[bind10-dev] comments on the statistics design

Fri Jul 27 00:57:55 UTC 2012

I've quickly read the revised version of statistics design:
http://bind10.isc.org/wiki/StatsModule

Some random comments (absolutely not comprehensive):

- should each module really do validation on the statistics data it's
  sending?  It doesn't seem to make much sense to me; normally the
  sender should know what it's sending is valid (otherwise it's a
  bug), and in any case the receiver needs to validate it.
  It could be even be a non negligible overhead for a busy module like
  b10-auth.
- Regarding how to identify "how many...", I don't think we can always
  rely on 'special'.  Not all modules would have it.  Maybe beyond the
  scope of this discussion, but my gut feeling is that we should solve
  this type of thing as part of more fundamental restructuring of
  inter-module relationships (how to know which module and how many
  instances of it is running, when something stops/starts, etc)
- what should happen if stats dies and restarts?  e.g.

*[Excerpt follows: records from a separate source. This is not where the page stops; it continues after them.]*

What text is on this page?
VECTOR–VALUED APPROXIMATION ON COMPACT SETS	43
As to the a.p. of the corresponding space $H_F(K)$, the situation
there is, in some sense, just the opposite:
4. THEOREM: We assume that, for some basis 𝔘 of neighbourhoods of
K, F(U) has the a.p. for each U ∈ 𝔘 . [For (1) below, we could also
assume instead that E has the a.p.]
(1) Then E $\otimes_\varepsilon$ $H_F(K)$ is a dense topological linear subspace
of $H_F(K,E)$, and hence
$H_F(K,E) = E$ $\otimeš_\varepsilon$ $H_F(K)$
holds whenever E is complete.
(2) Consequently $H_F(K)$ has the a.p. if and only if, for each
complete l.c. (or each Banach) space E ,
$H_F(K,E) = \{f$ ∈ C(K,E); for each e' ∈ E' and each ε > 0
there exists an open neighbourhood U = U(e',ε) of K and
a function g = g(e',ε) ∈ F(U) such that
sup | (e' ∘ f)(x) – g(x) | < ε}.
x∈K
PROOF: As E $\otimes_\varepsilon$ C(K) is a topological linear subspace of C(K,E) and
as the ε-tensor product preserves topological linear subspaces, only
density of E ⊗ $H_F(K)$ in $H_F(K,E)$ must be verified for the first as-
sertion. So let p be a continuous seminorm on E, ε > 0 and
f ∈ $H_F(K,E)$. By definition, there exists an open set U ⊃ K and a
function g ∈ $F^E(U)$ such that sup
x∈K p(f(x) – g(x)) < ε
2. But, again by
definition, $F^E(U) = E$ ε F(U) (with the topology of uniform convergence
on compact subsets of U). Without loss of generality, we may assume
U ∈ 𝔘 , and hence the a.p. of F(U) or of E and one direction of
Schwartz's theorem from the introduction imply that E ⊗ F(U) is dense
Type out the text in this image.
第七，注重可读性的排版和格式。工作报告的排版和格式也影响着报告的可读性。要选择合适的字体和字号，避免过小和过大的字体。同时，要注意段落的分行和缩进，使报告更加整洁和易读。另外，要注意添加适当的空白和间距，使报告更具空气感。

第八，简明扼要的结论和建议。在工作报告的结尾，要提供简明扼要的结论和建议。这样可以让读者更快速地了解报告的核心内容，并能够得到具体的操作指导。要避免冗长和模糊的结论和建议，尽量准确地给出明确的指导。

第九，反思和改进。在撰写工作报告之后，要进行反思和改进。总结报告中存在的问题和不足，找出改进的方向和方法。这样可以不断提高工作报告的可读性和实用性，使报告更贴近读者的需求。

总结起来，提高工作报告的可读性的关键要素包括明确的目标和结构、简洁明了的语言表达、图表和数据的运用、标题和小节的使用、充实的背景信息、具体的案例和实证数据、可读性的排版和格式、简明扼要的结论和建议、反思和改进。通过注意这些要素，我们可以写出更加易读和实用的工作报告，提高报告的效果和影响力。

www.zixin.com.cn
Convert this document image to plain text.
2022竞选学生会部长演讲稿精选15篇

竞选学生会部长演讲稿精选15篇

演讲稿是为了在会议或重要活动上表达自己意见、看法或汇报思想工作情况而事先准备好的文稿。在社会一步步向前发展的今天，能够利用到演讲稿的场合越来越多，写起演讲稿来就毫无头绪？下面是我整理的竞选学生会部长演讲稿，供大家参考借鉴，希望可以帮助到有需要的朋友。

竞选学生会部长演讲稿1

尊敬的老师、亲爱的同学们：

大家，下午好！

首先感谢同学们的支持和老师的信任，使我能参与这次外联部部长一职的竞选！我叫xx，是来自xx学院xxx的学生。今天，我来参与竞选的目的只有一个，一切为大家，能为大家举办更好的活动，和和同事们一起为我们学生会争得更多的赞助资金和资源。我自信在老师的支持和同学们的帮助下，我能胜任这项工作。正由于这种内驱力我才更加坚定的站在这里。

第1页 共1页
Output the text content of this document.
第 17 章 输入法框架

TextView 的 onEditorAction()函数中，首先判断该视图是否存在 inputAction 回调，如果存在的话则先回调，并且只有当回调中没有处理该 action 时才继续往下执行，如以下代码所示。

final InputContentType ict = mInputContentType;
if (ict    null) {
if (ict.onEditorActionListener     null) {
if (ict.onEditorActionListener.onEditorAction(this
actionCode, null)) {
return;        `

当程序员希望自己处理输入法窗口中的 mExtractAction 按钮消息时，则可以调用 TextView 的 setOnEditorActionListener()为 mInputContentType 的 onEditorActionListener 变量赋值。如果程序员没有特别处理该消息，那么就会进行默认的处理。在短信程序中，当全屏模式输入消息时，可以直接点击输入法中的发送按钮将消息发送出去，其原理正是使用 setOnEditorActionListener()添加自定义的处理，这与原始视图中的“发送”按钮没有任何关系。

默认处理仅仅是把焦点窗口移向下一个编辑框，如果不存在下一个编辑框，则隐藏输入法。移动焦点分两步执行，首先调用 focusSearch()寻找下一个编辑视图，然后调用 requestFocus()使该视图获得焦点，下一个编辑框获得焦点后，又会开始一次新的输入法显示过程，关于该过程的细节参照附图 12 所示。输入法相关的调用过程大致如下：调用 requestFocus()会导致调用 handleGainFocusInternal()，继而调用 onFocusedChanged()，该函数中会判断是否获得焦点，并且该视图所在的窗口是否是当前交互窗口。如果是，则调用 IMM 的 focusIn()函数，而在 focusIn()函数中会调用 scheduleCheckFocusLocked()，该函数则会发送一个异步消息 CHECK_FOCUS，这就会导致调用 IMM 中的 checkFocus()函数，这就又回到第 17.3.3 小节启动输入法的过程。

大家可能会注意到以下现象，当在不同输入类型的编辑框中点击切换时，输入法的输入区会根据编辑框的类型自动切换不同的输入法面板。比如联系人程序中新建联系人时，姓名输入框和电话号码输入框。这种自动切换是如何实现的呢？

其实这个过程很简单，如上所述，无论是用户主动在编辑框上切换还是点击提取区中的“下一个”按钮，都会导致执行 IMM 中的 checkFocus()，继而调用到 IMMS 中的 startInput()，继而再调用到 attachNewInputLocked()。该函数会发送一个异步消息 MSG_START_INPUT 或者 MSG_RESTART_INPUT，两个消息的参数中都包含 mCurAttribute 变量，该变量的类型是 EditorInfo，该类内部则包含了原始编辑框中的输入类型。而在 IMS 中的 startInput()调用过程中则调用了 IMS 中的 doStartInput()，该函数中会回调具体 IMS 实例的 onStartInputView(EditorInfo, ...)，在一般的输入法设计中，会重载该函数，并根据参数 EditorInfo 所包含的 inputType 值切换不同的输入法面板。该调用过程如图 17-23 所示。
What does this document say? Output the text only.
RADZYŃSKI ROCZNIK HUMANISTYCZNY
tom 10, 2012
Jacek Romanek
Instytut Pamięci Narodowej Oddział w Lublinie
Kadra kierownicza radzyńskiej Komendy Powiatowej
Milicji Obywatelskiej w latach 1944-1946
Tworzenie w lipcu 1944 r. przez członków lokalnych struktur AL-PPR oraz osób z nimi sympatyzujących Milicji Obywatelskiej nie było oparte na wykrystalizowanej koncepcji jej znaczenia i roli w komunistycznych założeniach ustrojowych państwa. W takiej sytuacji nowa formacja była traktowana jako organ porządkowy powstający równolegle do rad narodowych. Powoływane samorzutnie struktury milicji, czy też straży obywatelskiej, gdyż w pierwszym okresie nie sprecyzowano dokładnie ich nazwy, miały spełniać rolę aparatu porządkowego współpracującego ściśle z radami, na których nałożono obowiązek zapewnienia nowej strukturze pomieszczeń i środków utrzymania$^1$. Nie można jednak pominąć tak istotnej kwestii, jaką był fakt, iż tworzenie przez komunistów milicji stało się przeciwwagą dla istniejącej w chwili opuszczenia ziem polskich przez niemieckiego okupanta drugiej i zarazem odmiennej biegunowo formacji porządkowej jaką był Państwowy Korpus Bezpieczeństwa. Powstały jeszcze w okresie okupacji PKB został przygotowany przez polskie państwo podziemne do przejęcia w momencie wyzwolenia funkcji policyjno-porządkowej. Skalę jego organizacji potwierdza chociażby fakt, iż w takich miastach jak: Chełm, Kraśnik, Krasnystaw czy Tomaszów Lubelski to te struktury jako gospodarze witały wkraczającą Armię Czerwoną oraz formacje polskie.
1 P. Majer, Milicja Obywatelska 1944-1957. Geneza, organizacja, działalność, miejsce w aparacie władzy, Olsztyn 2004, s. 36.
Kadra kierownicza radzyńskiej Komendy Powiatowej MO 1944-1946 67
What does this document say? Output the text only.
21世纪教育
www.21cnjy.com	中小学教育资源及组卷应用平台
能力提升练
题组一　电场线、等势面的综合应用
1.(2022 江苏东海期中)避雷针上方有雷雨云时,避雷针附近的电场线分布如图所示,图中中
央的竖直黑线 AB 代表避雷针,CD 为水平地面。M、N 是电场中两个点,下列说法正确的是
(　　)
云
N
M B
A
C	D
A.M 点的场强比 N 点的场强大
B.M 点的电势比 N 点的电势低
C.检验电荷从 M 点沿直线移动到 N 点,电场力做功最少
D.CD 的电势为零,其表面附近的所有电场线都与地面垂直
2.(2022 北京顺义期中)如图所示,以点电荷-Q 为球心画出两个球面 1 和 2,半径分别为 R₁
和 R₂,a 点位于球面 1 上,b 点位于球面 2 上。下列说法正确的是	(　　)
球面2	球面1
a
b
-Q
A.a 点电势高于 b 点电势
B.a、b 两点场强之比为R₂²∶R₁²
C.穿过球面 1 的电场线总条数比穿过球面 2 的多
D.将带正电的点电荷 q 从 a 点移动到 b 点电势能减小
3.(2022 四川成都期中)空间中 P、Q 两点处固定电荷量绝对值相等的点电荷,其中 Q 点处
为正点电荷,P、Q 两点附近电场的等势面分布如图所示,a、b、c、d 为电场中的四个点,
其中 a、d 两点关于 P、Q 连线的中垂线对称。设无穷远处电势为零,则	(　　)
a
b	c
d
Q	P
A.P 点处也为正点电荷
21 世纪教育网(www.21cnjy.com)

Is it okay to
  drop all statistics collected by then?
- what should other modules do if stats doesn't send requests or isn't
  even running at all?  Should they keep maintaining local statistics
  anyway?  What if the amount of the statistics is huge (like the case
  of per-zone statistics with billions of zones)?
- is each module expected to reset their statistics to 0 (if that's
  resettable) every time it responds to a request from the stats?  I
  guess so because otherwise the accumulated data at stats won't make
  sense, but it's not clear from the document.  What if it's not
  "resettable" (such as number of RRs of some zone/cache, etc,
  assuming we consider it "statistics" and want to maintain it)?
- keeping statistics even if some (instance of) module stops would
  generally make sense, but I'm not sure if it's always the case.
  If someone completely stops authoritative service once and then
  restarts it with a completely new set of config weeks later, it
  would rather be desirable if we start from fresh statistics.
- does that make sense? "If the target module caught an error when
  returning, the module should return (1, 'error message'), the
  return code is 1 and the error message is included detail of
  the error. Error message is text type."  If responding to a stat
  request fails, it's also pretty likely that sending an error message
  fails too.
- related to the previous point, what should the sending module do
  about the statistics if sending statistics fails?  Keep it until the
  next request?  Clear it?  Like asked above, what if the amount could
  be huge?
- I guess we need to revisit the representation of statistic
  (counters), especially in terms of the spec.   Things like per
  RR-type counter aren't easily represented in this style.
- Now that we switch to the "request model", I think it also makes
  sense to consider more synchronized update upon user request (via
  bindctl or http).

---
JINMEI, Tatuya